17-Year-Old Jennifer Yu First Teenager to Win U.S. Women’s Chess Championship in 19 Years

Jennifer Yu blew away the competition at this year’s U.S. Women’s Chess Championship – and she is only 17! Hailing from Northern Virginia, she is the first teenager to win the competition since 2000.

The competition, held in St. Louis in March, was dominated by Yu, according to chess experts. Yu won the national title with a round still to spare, which makes her one of the country’s best players.

Along with the prestigious title, Yu also won $25,000 in prize money when she beat out both professional adults and other girls. 

“She blew the competition out of the water,” said Jennifer Shahade, a two-time U.S. women’s champion, and a commenter and writer on competitive chess. “Her performance is one of the best I’ve ever seen in U.S. women’s championships… Jennifer’s basically playing at the professional, grand master level at just 17 years old.”

Elina Groberman was the last teenager to win in 2000.

Yu will now go on to represent the U.S. internationally in the Women’s World Cup of chess next year.

“If her opponent misses an opportunity, she pounces on it immediately,” Shahade said. “She never gives up.”

Yu has had significant success before this, due to her daily, hour-long practices. She has been playing since she was seven years old. She juggles her chess practice with homework, exercising and playing the piano.
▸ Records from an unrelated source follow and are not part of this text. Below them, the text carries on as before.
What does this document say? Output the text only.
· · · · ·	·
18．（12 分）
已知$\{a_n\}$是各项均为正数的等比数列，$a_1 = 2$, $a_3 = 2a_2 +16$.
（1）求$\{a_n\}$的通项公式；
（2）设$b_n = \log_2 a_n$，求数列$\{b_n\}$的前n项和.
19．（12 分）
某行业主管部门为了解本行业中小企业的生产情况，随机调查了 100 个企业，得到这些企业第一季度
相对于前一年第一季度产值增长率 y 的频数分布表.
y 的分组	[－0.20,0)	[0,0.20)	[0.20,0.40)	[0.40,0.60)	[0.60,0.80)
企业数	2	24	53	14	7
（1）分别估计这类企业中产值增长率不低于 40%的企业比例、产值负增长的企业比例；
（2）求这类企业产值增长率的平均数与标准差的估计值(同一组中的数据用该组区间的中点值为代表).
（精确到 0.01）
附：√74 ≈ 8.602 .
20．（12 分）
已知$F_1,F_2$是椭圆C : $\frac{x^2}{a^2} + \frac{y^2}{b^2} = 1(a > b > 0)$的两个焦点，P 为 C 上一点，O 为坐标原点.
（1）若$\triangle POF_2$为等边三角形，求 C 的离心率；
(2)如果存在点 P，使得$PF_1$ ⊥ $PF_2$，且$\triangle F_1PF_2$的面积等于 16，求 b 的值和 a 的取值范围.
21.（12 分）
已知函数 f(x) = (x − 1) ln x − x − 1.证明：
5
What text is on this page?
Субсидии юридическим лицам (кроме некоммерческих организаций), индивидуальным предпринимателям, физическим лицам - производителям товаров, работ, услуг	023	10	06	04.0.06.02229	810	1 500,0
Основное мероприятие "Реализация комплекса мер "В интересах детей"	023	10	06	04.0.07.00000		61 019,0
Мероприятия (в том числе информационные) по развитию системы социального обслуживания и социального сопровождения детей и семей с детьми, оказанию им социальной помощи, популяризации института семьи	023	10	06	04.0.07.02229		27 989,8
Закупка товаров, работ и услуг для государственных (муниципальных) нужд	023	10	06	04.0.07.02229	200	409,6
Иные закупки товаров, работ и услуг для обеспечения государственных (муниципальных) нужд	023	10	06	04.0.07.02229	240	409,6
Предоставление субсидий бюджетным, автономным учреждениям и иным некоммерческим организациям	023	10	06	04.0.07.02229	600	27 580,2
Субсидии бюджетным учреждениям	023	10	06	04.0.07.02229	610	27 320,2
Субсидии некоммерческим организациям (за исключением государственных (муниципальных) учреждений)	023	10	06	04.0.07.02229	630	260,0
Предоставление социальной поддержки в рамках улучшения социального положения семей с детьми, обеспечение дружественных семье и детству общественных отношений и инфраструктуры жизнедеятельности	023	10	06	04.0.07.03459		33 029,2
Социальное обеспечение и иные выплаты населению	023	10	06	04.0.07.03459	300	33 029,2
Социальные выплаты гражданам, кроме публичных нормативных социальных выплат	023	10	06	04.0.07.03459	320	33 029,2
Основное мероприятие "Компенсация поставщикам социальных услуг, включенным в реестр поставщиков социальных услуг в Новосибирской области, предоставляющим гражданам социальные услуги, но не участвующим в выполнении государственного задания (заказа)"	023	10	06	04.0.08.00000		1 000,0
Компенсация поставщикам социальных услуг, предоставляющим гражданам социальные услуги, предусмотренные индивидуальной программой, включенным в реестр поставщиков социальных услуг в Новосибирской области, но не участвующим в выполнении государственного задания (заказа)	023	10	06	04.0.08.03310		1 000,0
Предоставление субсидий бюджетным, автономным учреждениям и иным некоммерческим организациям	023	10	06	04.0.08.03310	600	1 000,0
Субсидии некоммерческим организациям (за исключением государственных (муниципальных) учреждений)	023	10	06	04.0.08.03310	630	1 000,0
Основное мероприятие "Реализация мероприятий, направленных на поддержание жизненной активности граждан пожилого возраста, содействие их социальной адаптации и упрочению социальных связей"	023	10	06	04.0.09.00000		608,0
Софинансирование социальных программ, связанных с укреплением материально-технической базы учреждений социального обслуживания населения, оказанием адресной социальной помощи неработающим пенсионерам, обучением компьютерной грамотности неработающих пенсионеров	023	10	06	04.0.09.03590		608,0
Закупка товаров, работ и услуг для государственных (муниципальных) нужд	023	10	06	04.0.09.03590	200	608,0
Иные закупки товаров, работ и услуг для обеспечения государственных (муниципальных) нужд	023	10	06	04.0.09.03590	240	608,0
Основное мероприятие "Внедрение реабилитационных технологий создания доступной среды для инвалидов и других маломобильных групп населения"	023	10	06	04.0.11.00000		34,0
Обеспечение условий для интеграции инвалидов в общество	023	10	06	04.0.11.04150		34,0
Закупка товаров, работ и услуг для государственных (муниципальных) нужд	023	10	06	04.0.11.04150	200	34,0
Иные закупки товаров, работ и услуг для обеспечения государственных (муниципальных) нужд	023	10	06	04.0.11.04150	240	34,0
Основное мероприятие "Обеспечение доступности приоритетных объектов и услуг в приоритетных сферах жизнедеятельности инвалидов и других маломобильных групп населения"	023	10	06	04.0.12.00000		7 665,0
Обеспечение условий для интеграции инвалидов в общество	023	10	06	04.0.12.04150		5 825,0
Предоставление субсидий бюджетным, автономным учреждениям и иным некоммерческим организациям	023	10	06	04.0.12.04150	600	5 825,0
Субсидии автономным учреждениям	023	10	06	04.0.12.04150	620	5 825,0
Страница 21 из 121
In 2014, Yu won the gold medal in the girls’ 12-and-under group at the World Youth Chess Championship in South Africa after going undefeated in 11 matches. She was the first American girl to win a world title in 27 years.

Yu has been winning tournaments and national competitions since 2011.

Chess is dominated by men, even though women have historically been interested and talented in chess.

As of May 2015, there are only two women who rank in the top-100 chess players worldwide. The United States Chess Federation states on its website that it has 85,000 members who are ‘predominantly male’ and of 1,479 total grandmasters, only 31 are women.

While male chess players have been claiming for decades that men are somehow innately better at chess, American psychologists found that girls as young as six are aware of the stereotype that ‘good chess players are usually boys’ and that awareness of the stereotype affects the way girls play.

The psychologists found that when girls played against boys who presented a challenge, they lost more than they statistically should have.

The world’s first female chess grandmaster, Susan Polgár, has said that lack of gender diversity in chess also keeps girls from progressing further. There are very few female chess coaches which poses logistical problems for young women. Most parents aren’t comfortable letting their daughter spend hours alone with a chess coach or traveling to tournaments.

Polgar also believes that it’s better for women to be coached by other women because male coaches can have difficulties having trouble understanding a girl’s mindset.